If you really can summarize a book in a sentence or two, wouldn't the author have done that already?

Maybe it's time for me to reread Cryptonomicon. There are parts of that book I have absolutely no memory of, flipping through it, yet other parts I remember all too often (bicycle sprockets, comets of pee, bisecting alligators, van eck phreaking).

(also... > seige warfare ?)




> If you really can summarize a book in a sentence or two, wouldn't the author have done that already?

Not only is this possible to do, but it's often done. The problem is that it's not necessarily useful or sufficient to hear a mere summary of something.

For example, let's say I tell you that "Idea X is important." That's a simple idea, right? It only too me four words to express it. But do you believe me? Probably not, because I haven't spent any time or effort convincing you that idea X is important. And do you understand what idea X is? Probably not, because I haven't spent any time or effort explaining that. Etc.

Even if you can summarize it, you probably need to write the entire book for people to get the background information necessary for them to find your summary useful, otherwise it will go in one ear and out the other.
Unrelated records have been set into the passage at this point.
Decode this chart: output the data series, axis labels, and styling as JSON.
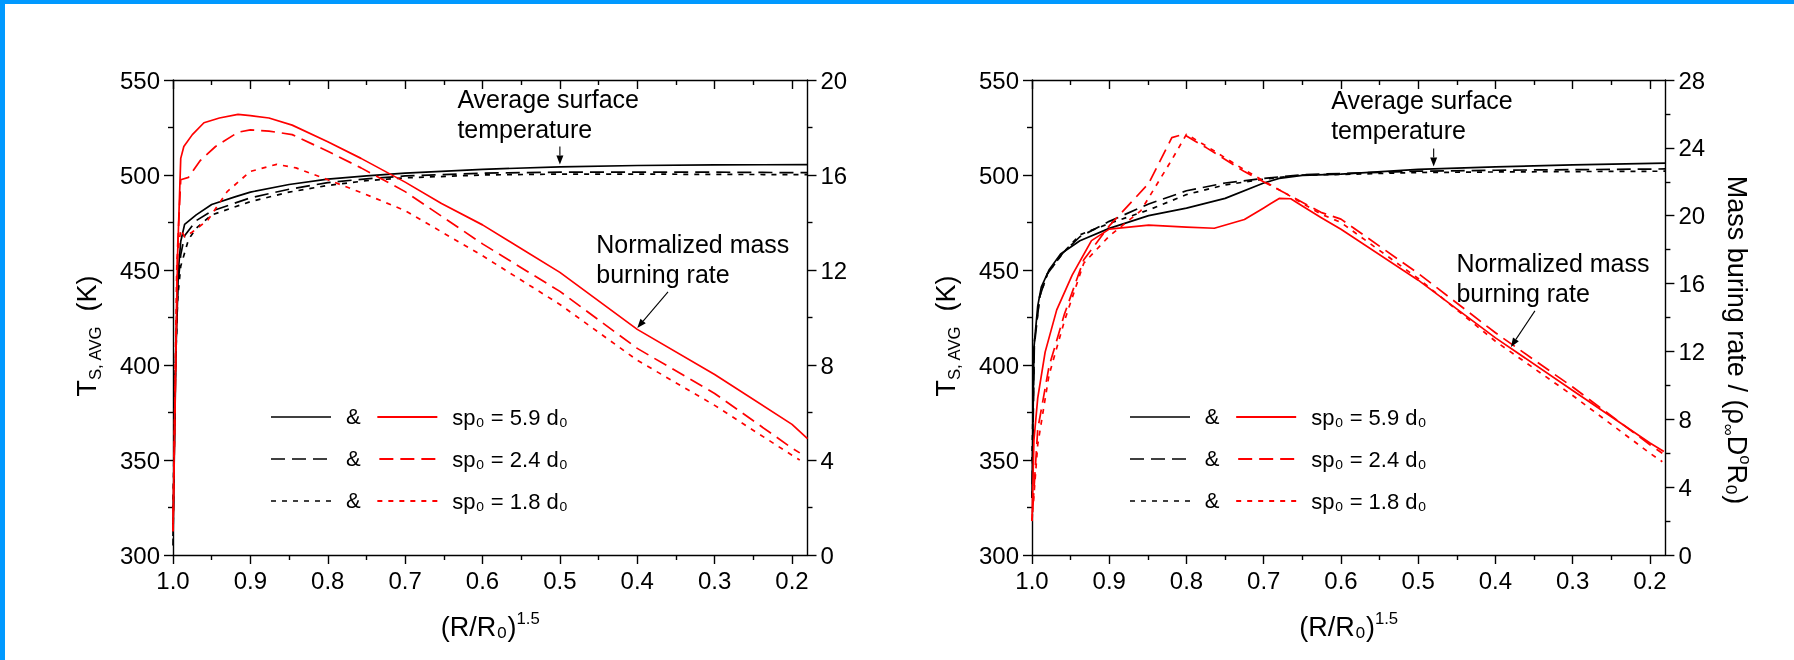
{
  "chart_data": [
    {
      "type": "line",
      "xlabel": "(R/R₀)$^{1.5}$",
      "ylabel": "T$_{S, AVG}$  (K)",
      "xlim": [
        1,
        0.18
      ],
      "xticks": [
        {
          "value": 1,
          "label": "1.0"
        },
        {
          "value": 0.95,
          "label": null
        },
        0.9,
        {
          "value": 0.85,
          "label": null
        },
        0.8,
        {
          "value": 0.75,
          "label": null
        },
        0.7,
        {
          "value": 0.65,
          "label": null
        },
        0.6,
        {
          "value": 0.55,
          "label": null
        },
        0.5,
        {
          "value": 0.45,
          "label": null
        },
        0.4,
        {
          "value": 0.35,
          "label": null
        },
        0.3,
        {
          "value": 0.25,
          "label": null
        },
        0.2
      ],
      "ylim": [
        300,
        550
      ],
      "yticks": [
        300,
        {
          "value": 325,
          "label": null
        },
        350,
        {
          "value": 375,
          "label": null
        },
        400,
        {
          "value": 425,
          "label": null
        },
        450,
        {
          "value": 475,
          "label": null
        },
        500,
        {
          "value": 525,
          "label": null
        },
        550
      ],
      "y2lim": [
        0,
        20
      ],
      "y2ticks": [
        0,
        {
          "value": 2,
          "label": null
        },
        4,
        {
          "value": 6,
          "label": null
        },
        8,
        {
          "value": 10,
          "label": null
        },
        12,
        {
          "value": 14,
          "label": null
        },
        16,
        {
          "value": 18,
          "label": null
        },
        20
      ],
      "grid": false,
      "legend": "bottom left",
      "annotations": [
        "&",
        {
          "text": "Average surface temperature",
          "x": 0.5,
          "y": 505
        },
        {
          "text": "Normalized mass burning rate",
          "x": 0.4,
          "y": 419
        }
      ],
      "series": [
        {
          "color": "#000000",
          "line_style": "solid",
          "x": [
            1,
            0.998,
            0.996,
            0.993,
            0.99,
            0.985,
            0.97,
            0.95,
            0.92,
            0.9,
            0.85,
            0.8,
            0.75,
            0.7,
            0.6,
            0.5,
            0.4,
            0.3,
            0.18
          ],
          "values": [
            310,
            360,
            410,
            450,
            465,
            474,
            479,
            484.5,
            488.5,
            491,
            495,
            497.8,
            499.5,
            501,
            503,
            504.3,
            505,
            505.3,
            505.5
          ]
        },
        {
          "color": "#000000",
          "line_style": "dashed",
          "x": [
            1,
            0.997,
            0.994,
            0.99,
            0.985,
            0.97,
            0.95,
            0.9,
            0.85,
            0.8,
            0.75,
            0.7,
            0.6,
            0.5,
            0.4,
            0.3,
            0.18
          ],
          "values": [
            305,
            400,
            440,
            458,
            468,
            476,
            481,
            488,
            492.5,
            496,
            498,
            499.5,
            501,
            501.5,
            501.5,
            501.5,
            501.2
          ]
        },
        {
          "color": "#000000",
          "line_style": "dotted",
          "x": [
            1,
            0.997,
            0.994,
            0.99,
            0.98,
            0.97,
            0.95,
            0.9,
            0.85,
            0.8,
            0.75,
            0.7,
            0.6,
            0.5,
            0.4,
            0.3,
            0.18
          ],
          "values": [
            325,
            395,
            435,
            452,
            466,
            472,
            479,
            486,
            491,
            494.5,
            497,
            498.5,
            500,
            500.5,
            500.5,
            500.3,
            500.2
          ]
        },
        {
          "name": "sp₀ = 5.9 d₀",
          "color": "#ff0000",
          "line_style": "solid",
          "axis": "y2",
          "x": [
            1,
            0.9975,
            0.994,
            0.99,
            0.986,
            0.975,
            0.96,
            0.94,
            0.916,
            0.9,
            0.876,
            0.846,
            0.8,
            0.757,
            0.7,
            0.653,
            0.6,
            0.5,
            0.4,
            0.3,
            0.2,
            0.18
          ],
          "values": [
            1,
            6.3,
            12.7,
            16.7,
            17.2,
            17.7,
            18.2,
            18.4,
            18.55,
            18.5,
            18.4,
            18.1,
            17.4,
            16.7,
            15.7,
            14.8,
            13.9,
            11.9,
            9.5,
            7.6,
            5.5,
            4.9
          ]
        },
        {
          "name": "sp₀ = 2.4 d₀",
          "color": "#ff0000",
          "line_style": "dashed",
          "axis": "y2",
          "x": [
            1,
            0.997,
            0.994,
            0.99,
            0.98,
            0.965,
            0.945,
            0.916,
            0.9,
            0.876,
            0.846,
            0.8,
            0.757,
            0.7,
            0.6,
            0.5,
            0.4,
            0.3,
            0.2,
            0.19
          ],
          "values": [
            1,
            7,
            13,
            15.8,
            15.9,
            16.6,
            17.2,
            17.8,
            17.9,
            17.85,
            17.7,
            17,
            16.3,
            15.3,
            13.1,
            11.1,
            8.7,
            6.8,
            4.5,
            4.3
          ]
        },
        {
          "name": "sp₀ = 1.8 d₀",
          "color": "#ff0000",
          "line_style": "dotted",
          "axis": "y2",
          "x": [
            1,
            0.997,
            0.995,
            0.99,
            0.985,
            0.975,
            0.955,
            0.93,
            0.9,
            0.866,
            0.841,
            0.8,
            0.752,
            0.7,
            0.6,
            0.5,
            0.4,
            0.3,
            0.2,
            0.19
          ],
          "values": [
            1,
            8,
            12.4,
            13.7,
            13.4,
            13.6,
            14.1,
            15.3,
            16.15,
            16.45,
            16.3,
            15.8,
            15.2,
            14.5,
            12.6,
            10.55,
            8.2,
            6.3,
            4.2,
            4
          ]
        }
      ]
    },
    {
      "type": "line",
      "xlabel": "(R/R₀)$^{1.5}$",
      "ylabel": "T$_{S, AVG}$  (K)",
      "y2label": "Mass buring rate / (ρ$_{∞}$D$^{o}$R₀)",
      "xlim": [
        1,
        0.18
      ],
      "xticks": [
        {
          "value": 1,
          "label": "1.0"
        },
        {
          "value": 0.95,
          "label": null
        },
        0.9,
        {
          "value": 0.85,
          "label": null
        },
        0.8,
        {
          "value": 0.75,
          "label": null
        },
        0.7,
        {
          "value": 0.65,
          "label": null
        },
        0.6,
        {
          "value": 0.55,
          "label": null
        },
        0.5,
        {
          "value": 0.45,
          "label": null
        },
        0.4,
        {
          "value": 0.35,
          "label": null
        },
        0.3,
        {
          "value": 0.25,
          "label": null
        },
        0.2
      ],
      "ylim": [
        300,
        550
      ],
      "yticks": [
        300,
        {
          "value": 325,
          "label": null
        },
        350,
        {
          "value": 375,
          "label": null
        },
        400,
        {
          "value": 425,
          "label": null
        },
        450,
        {
          "value": 475,
          "label": null
        },
        500,
        {
          "value": 525,
          "label": null
        },
        550
      ],
      "y2lim": [
        0,
        28
      ],
      "y2ticks": [
        0,
        {
          "value": 2,
          "label": null
        },
        4,
        {
          "value": 6,
          "label": null
        },
        8,
        {
          "value": 10,
          "label": null
        },
        12,
        {
          "value": 14,
          "label": null
        },
        16,
        {
          "value": 18,
          "label": null
        },
        20,
        {
          "value": 22,
          "label": null
        },
        24,
        {
          "value": 26,
          "label": null
        },
        28
      ],
      "grid": false,
      "legend": "bottom left",
      "annotations": [
        "&",
        {
          "text": "Average surface temperature",
          "x": 0.48,
          "y": 504
        },
        {
          "text": "Normalized mass burning rate",
          "x": 0.38,
          "y": 409
        }
      ],
      "series": [
        {
          "color": "#000000",
          "line_style": "solid",
          "x": [
            1,
            0.9975,
            0.9926,
            0.988,
            0.978,
            0.963,
            0.938,
            0.9,
            0.849,
            0.8,
            0.75,
            0.7,
            0.68,
            0.65,
            0.6,
            0.5,
            0.4,
            0.3,
            0.18
          ],
          "values": [
            330,
            409,
            431,
            441,
            450,
            458.4,
            465.4,
            471.9,
            478.6,
            482.6,
            487.7,
            495.8,
            498.2,
            499.8,
            500.5,
            503,
            504.3,
            505.3,
            506.3
          ]
        },
        {
          "color": "#000000",
          "line_style": "dashed",
          "x": [
            1,
            0.997,
            0.99,
            0.98,
            0.96,
            0.938,
            0.9,
            0.849,
            0.8,
            0.75,
            0.7,
            0.65,
            0.6,
            0.5,
            0.4,
            0.3,
            0.18
          ],
          "values": [
            330,
            410,
            436,
            448,
            459,
            467.5,
            475.6,
            484.7,
            491.7,
            495.8,
            498.2,
            500.2,
            500.8,
            502,
            502.5,
            502.8,
            503.2
          ]
        },
        {
          "color": "#000000",
          "line_style": "dotted",
          "x": [
            1,
            0.997,
            0.99,
            0.98,
            0.96,
            0.938,
            0.9,
            0.849,
            0.8,
            0.75,
            0.7,
            0.65,
            0.6,
            0.5,
            0.4,
            0.3,
            0.18
          ],
          "values": [
            350,
            412,
            436,
            448,
            459,
            468.5,
            474.5,
            481.6,
            489.7,
            494.8,
            497.8,
            500,
            500.3,
            501.3,
            501.6,
            501.8,
            502
          ]
        },
        {
          "name": "sp₀ = 5.9 d₀",
          "color": "#ff0000",
          "line_style": "solid",
          "axis": "y2",
          "x": [
            1,
            0.9975,
            0.9926,
            0.983,
            0.968,
            0.948,
            0.923,
            0.9,
            0.849,
            0.8,
            0.764,
            0.725,
            0.7,
            0.68,
            0.665,
            0.65,
            0.626,
            0.6,
            0.5,
            0.4,
            0.3,
            0.2,
            0.182
          ],
          "values": [
            2,
            6.75,
            9.25,
            11.96,
            14.45,
            16.5,
            18.53,
            19.21,
            19.44,
            19.33,
            19.26,
            19.78,
            20.46,
            21.02,
            21,
            20.57,
            19.9,
            19.2,
            16.2,
            12.8,
            9.7,
            6.6,
            6.1
          ]
        },
        {
          "name": "sp₀ = 2.4 d₀",
          "color": "#ff0000",
          "line_style": "dashed",
          "axis": "y2",
          "x": [
            1,
            0.9926,
            0.978,
            0.958,
            0.933,
            0.9,
            0.849,
            0.819,
            0.804,
            0.774,
            0.725,
            0.675,
            0.626,
            0.6,
            0.5,
            0.4,
            0.3,
            0.2,
            0.184
          ],
          "values": [
            2,
            7.4,
            11.1,
            14.2,
            17.4,
            19.4,
            21.9,
            24.6,
            24.8,
            24,
            22.6,
            21.4,
            20.2,
            19.8,
            16.6,
            13.1,
            9.9,
            6.5,
            6
          ]
        },
        {
          "name": "sp₀ = 1.8 d₀",
          "color": "#ff0000",
          "line_style": "dotted",
          "axis": "y2",
          "x": [
            1,
            0.9926,
            0.978,
            0.958,
            0.933,
            0.9,
            0.859,
            0.819,
            0.8,
            0.774,
            0.725,
            0.675,
            0.626,
            0.6,
            0.5,
            0.4,
            0.3,
            0.2,
            0.184
          ],
          "values": [
            2,
            6.5,
            10.6,
            13.8,
            17.2,
            18.8,
            20.3,
            23.3,
            24.8,
            24.1,
            22.7,
            21.4,
            20.1,
            19.6,
            16.3,
            12.6,
            9.4,
            6,
            5.5
          ]
        }
      ]
    }
  ]
}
I'm gonna go out on a limb and say this has absolutely nothing to do with what PG was referencing in the article. I'm guessing he could at least give some broad overview of the book he's referencing. The issue seems to be that it seems so small in comparison to the book itself.


Well, exactly. The book as a whole accomplishes much more than a brief summary of it does, which is why it feels bad to lose all of that additional information.

I disagree with the parent that you still remember the content but can't summarize it concisely. I believe the opposite: you forget the specifics but retain the ability to summarize them.